UK Government initiative calls for hackers to mash-up public data

Friday, July 4th, 2008

It is pretty cool to see what is happening right now in the UK when it comes to mashups and data. Show us a better way is a web site and competition that asks ethical hackers to come up with ideas to use a wide range of public data for the good of the public. Straight from the horse’s mouth this sounds like this:

The UK Government wants to hear your ideas for new products that could improve the way public information is communicated. The Power of Information Taskforce is running a competition on the Government’s behalf, and we have a 20,000 pound prize fund to develop the best ideas to the next level. You can see the type of thing we are are looking for here

To show they are serious, the Government is making available gigabytes of new or previously invisible public information especially for people to use in this competition.  Rest assured, this competition does not include personal information about people.

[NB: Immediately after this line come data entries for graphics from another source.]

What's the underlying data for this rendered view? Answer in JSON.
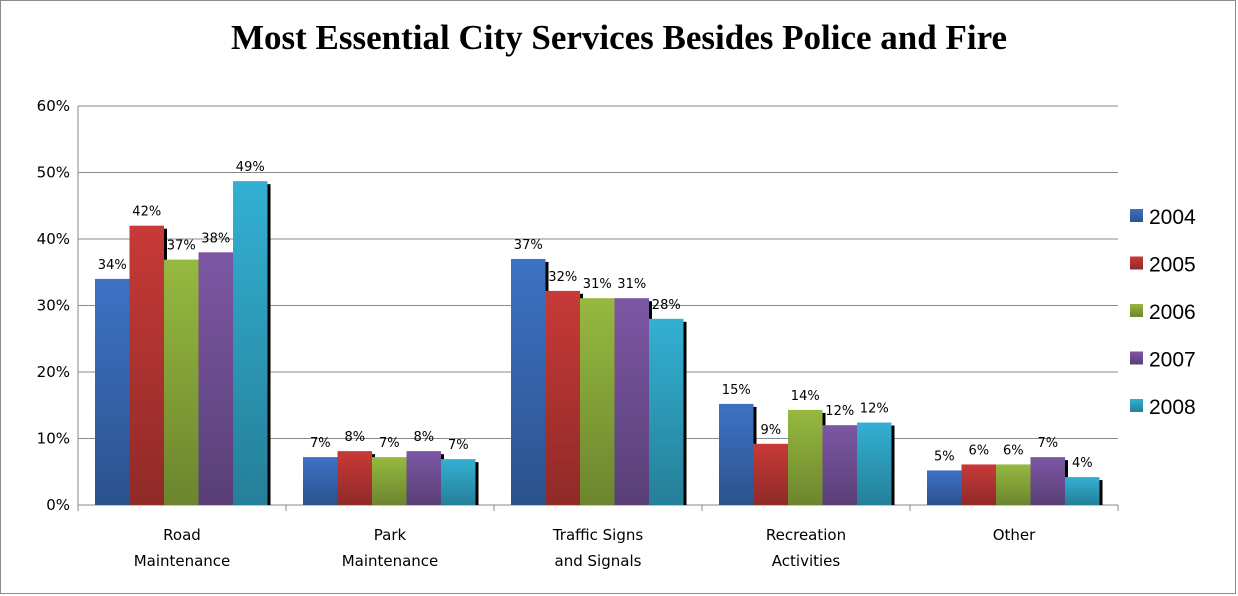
{
  "chart_data": {
    "type": "bar",
    "title": "Most Essential City Services Besides Police and Fire",
    "xlabel": "",
    "ylabel": "",
    "ylim": [
      0,
      60
    ],
    "yticks": [
      "0%",
      "10%",
      "20%",
      "30%",
      "40%",
      "50%",
      "60%"
    ],
    "grid": true,
    "legend_position": "right",
    "categories": [
      [
        "Road",
        "Maintenance"
      ],
      [
        "Park",
        "Maintenance"
      ],
      [
        "Traffic Signs",
        "and Signals"
      ],
      [
        "Recreation",
        "Activities"
      ],
      [
        "Other"
      ]
    ],
    "series": [
      {
        "name": "2004",
        "color": "#3d72c4",
        "values": [
          34,
          7,
          37,
          15,
          5
        ]
      },
      {
        "name": "2005",
        "color": "#c73a38",
        "values": [
          42,
          8,
          32,
          9,
          6
        ]
      },
      {
        "name": "2006",
        "color": "#96b940",
        "values": [
          37,
          7,
          31,
          14,
          6
        ]
      },
      {
        "name": "2007",
        "color": "#7c57a4",
        "values": [
          38,
          8,
          31,
          12,
          7
        ]
      },
      {
        "name": "2008",
        "color": "#33b0d3",
        "values": [
          49,
          7,
          28,
          12,
          4
        ]
      }
    ],
    "plot_values": [
      [
        34,
        7.2,
        37,
        15.2,
        5.2
      ],
      [
        42,
        8.1,
        32.2,
        9.2,
        6.1
      ],
      [
        36.9,
        7.2,
        31.1,
        14.3,
        6.1
      ],
      [
        38,
        8.1,
        31.1,
        12,
        7.2
      ],
      [
        48.7,
        6.9,
        28,
        12.4,
        4.2
      ]
    ]
  }
}
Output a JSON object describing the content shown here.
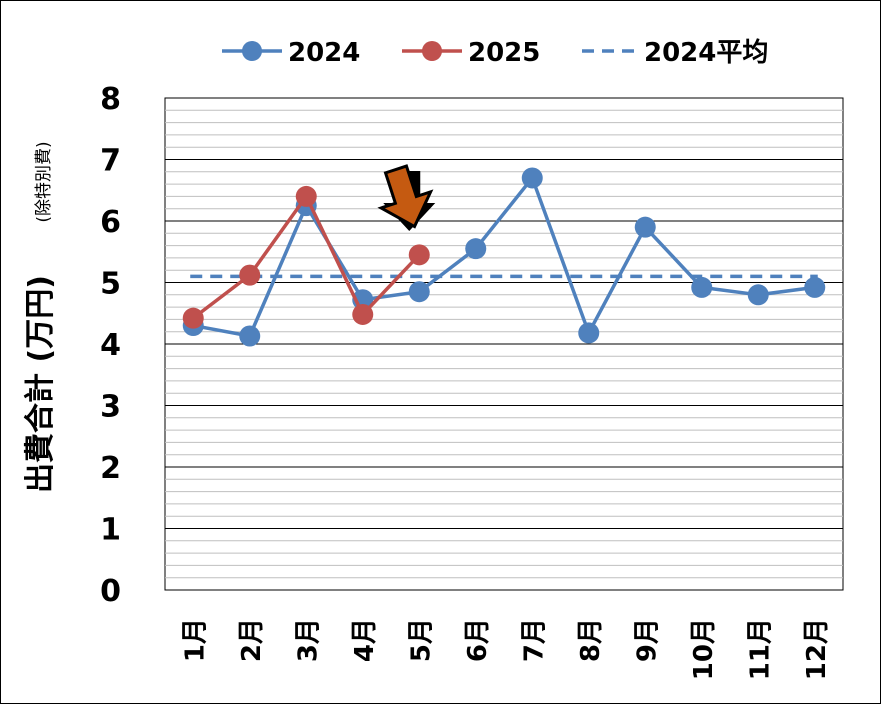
{
  "chart_data": {
    "type": "line",
    "categories": [
      "1月",
      "2月",
      "3月",
      "4月",
      "5月",
      "6月",
      "7月",
      "8月",
      "9月",
      "10月",
      "11月",
      "12月"
    ],
    "series": [
      {
        "name": "2024",
        "color": "#4f81bd",
        "values": [
          4.3,
          4.13,
          6.25,
          4.72,
          4.85,
          5.55,
          6.7,
          4.18,
          5.9,
          4.92,
          4.8,
          4.92
        ]
      },
      {
        "name": "2025",
        "color": "#c0504d",
        "values": [
          4.42,
          5.12,
          6.4,
          4.48,
          5.45,
          null,
          null,
          null,
          null,
          null,
          null,
          null
        ]
      }
    ],
    "reference_line": {
      "name": "2024平均",
      "value": 5.1,
      "style": "dashed",
      "color": "#4f81bd"
    },
    "ylabel": "出費合計 (万円)",
    "ylabel_note": "(除特別費)",
    "ylim": [
      0,
      8
    ],
    "yticks": [
      "0",
      "1",
      "2",
      "3",
      "4",
      "5",
      "6",
      "7",
      "8"
    ],
    "grid": true,
    "legend_position": "top",
    "annotation": {
      "type": "arrow-down",
      "category": "5月",
      "color": "#c55a11",
      "outline": "#000000"
    }
  }
}
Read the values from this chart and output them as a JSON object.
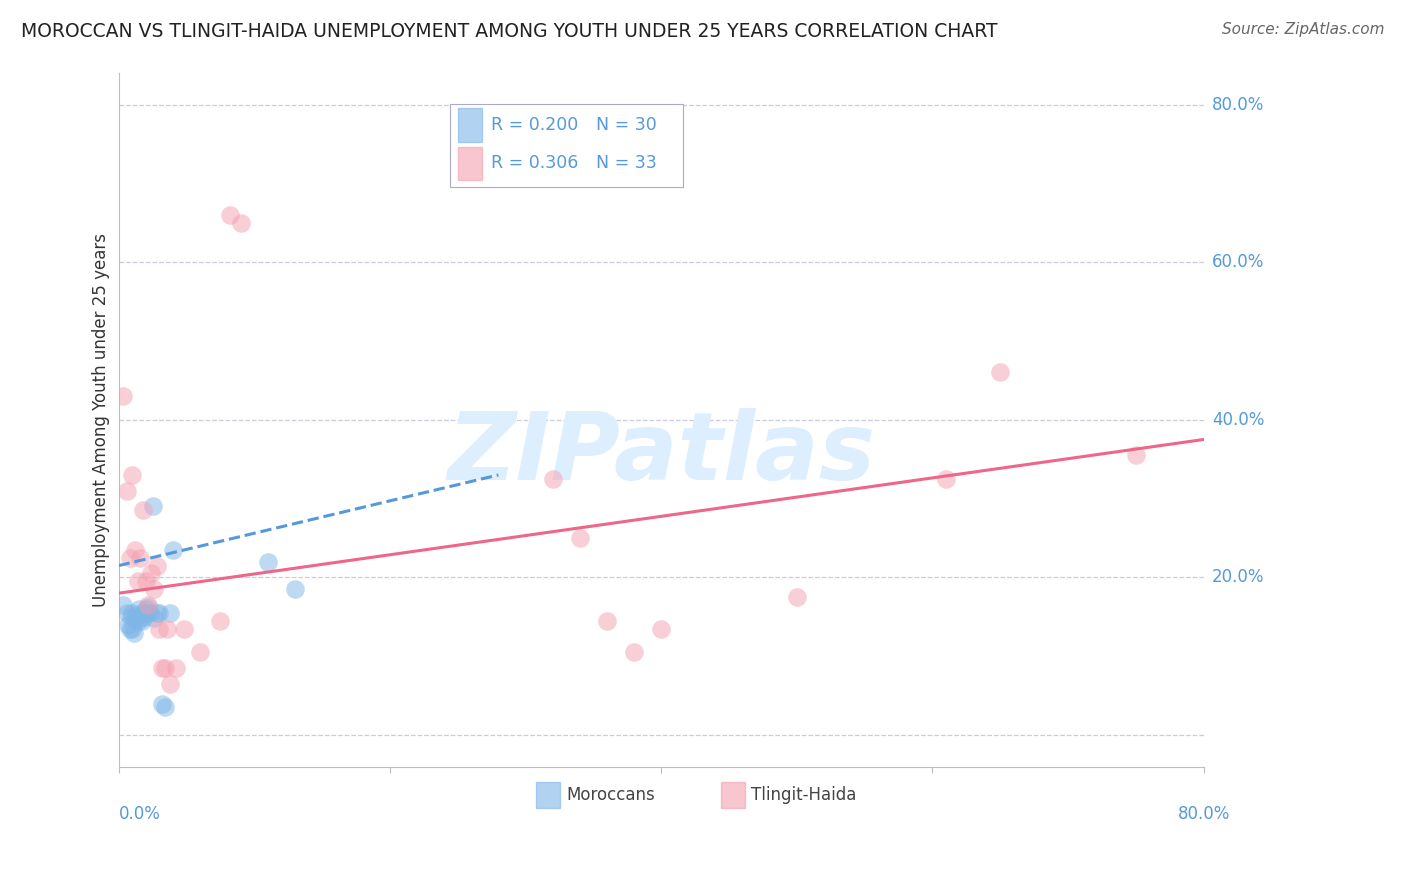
{
  "title": "MOROCCAN VS TLINGIT-HAIDA UNEMPLOYMENT AMONG YOUTH UNDER 25 YEARS CORRELATION CHART",
  "source": "Source: ZipAtlas.com",
  "ylabel": "Unemployment Among Youth under 25 years",
  "legend_moroccan_R": "R = 0.200",
  "legend_moroccan_N": "N = 30",
  "legend_tlingit_R": "R = 0.306",
  "legend_tlingit_N": "N = 33",
  "moroccan_color": "#7EB6E8",
  "tlingit_color": "#F4A0B0",
  "moroccan_line_color": "#5599DD",
  "tlingit_line_color": "#EE6688",
  "watermark": "ZIPatlas",
  "background_color": "#FFFFFF",
  "grid_color": "#CCCCDD",
  "xlim": [
    0.0,
    0.8
  ],
  "ylim": [
    -0.04,
    0.84
  ],
  "ytick_vals": [
    0.0,
    0.2,
    0.4,
    0.6,
    0.8
  ],
  "ytick_labels": [
    "",
    "20.0%",
    "40.0%",
    "60.0%",
    "80.0%"
  ],
  "moroccan_x": [
    0.003,
    0.006,
    0.007,
    0.008,
    0.009,
    0.01,
    0.01,
    0.011,
    0.012,
    0.013,
    0.014,
    0.015,
    0.016,
    0.017,
    0.018,
    0.019,
    0.02,
    0.021,
    0.022,
    0.023,
    0.025,
    0.026,
    0.028,
    0.03,
    0.032,
    0.034,
    0.038,
    0.04,
    0.11,
    0.13
  ],
  "moroccan_y": [
    0.165,
    0.155,
    0.14,
    0.135,
    0.15,
    0.155,
    0.135,
    0.13,
    0.148,
    0.152,
    0.145,
    0.16,
    0.148,
    0.145,
    0.155,
    0.15,
    0.16,
    0.155,
    0.162,
    0.155,
    0.29,
    0.148,
    0.155,
    0.155,
    0.04,
    0.035,
    0.155,
    0.235,
    0.22,
    0.185
  ],
  "tlingit_x": [
    0.003,
    0.006,
    0.008,
    0.01,
    0.012,
    0.014,
    0.016,
    0.018,
    0.02,
    0.022,
    0.024,
    0.026,
    0.028,
    0.03,
    0.032,
    0.034,
    0.036,
    0.038,
    0.042,
    0.048,
    0.06,
    0.075,
    0.082,
    0.09,
    0.32,
    0.34,
    0.36,
    0.38,
    0.4,
    0.5,
    0.61,
    0.65,
    0.75
  ],
  "tlingit_y": [
    0.43,
    0.31,
    0.225,
    0.33,
    0.235,
    0.195,
    0.225,
    0.285,
    0.195,
    0.165,
    0.205,
    0.185,
    0.215,
    0.135,
    0.085,
    0.085,
    0.135,
    0.065,
    0.085,
    0.135,
    0.105,
    0.145,
    0.66,
    0.65,
    0.325,
    0.25,
    0.145,
    0.105,
    0.135,
    0.175,
    0.325,
    0.46,
    0.355
  ],
  "moroccan_trend_x": [
    0.0,
    0.28
  ],
  "moroccan_trend_y": [
    0.215,
    0.33
  ],
  "tlingit_trend_x": [
    0.0,
    0.8
  ],
  "tlingit_trend_y": [
    0.18,
    0.375
  ]
}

We’re confident that you’ll have more and better ideas than we ever will. You don’t have to have any technical knowledge, nor any money, just a good idea, and 5 minutes spare to enter the competition.

There is a vast amount of APIs available to play with so what stops you from giving it a whirl? My own idea, cabsharing is something I was actually planning to do for quite a time, maybe even as a start-up, but why not here?

Barcamp5 London will be at the ebay office in Richmond

Friday, July 4th, 2008

Dees Chinniah just emailed me with details about Barcamp London 5 on the 27th and 28th of September in the ebay offices in Richmond.
It is quite a trip to get there from Central London, but if the weather will be nice the location is the bomb – and there is enough space to park if needed.

More information on the BarCamp Site and of course on Upcoming

Let’s give Dees and of course Jonathan from ebay our support and make this a great unconference.

Flash9 specs are now available and Google starts indexing Flash Movies

Tuesday, July 1st, 2008

Adobe just announced the new searchability features of Flash complete with a specifications document of the SWF format. Google already announced that they are indexing SWF as of now to a full extend and according to Adobe Yahoo! are soon to follow.

This is splendid news, as it will allow people to write APIs to get text information out of SWF movies in a much easier way. Sure there were several Flash Decompilers already available, but this will make this much more mainstream and people will take adding text information to their Flash movies much more seriously.

On the other hand, this will also lead to more security exploits, but that is to be expected from any disclosure of file format specifications.

Thanks Adobe!

Scripting Enabled is what keeps me busy

Thursday, June 26th, 2008

I am very happy to announce that I am organizing my first big event. After years of fighting the good fight and getting people to embrace accessibility I was ready to give up on it. Instead I took a new angle on it and used APIs to create alternative interfaces to systems that just will not get more accessible any time soon.

Readers of this blog will have seen the outcome of these, and last weekend at mashed08 I showed another hack and explained the idea of it. I also gauged if there was any interest by the assembled hackers in an event like this and got some good response.

Even better was that I won a prize – some financial support to get an “accessibility hack day” on the road.

So here goes, check out Scripting Enabled

Scripting Enabled is a conference and hack day in London, England in September 2008.

The aim of the conference is to break down the barriers between disabled users and the social web as much as giving ethical hackers real world issues to solve. We talked about improving the accessibility of the web for a long time – let’s not wait, let’s make it happen.

Right now I am still looking for, well, everything. I have some money, I need a location and other speakers. I got a lot of ideas, though.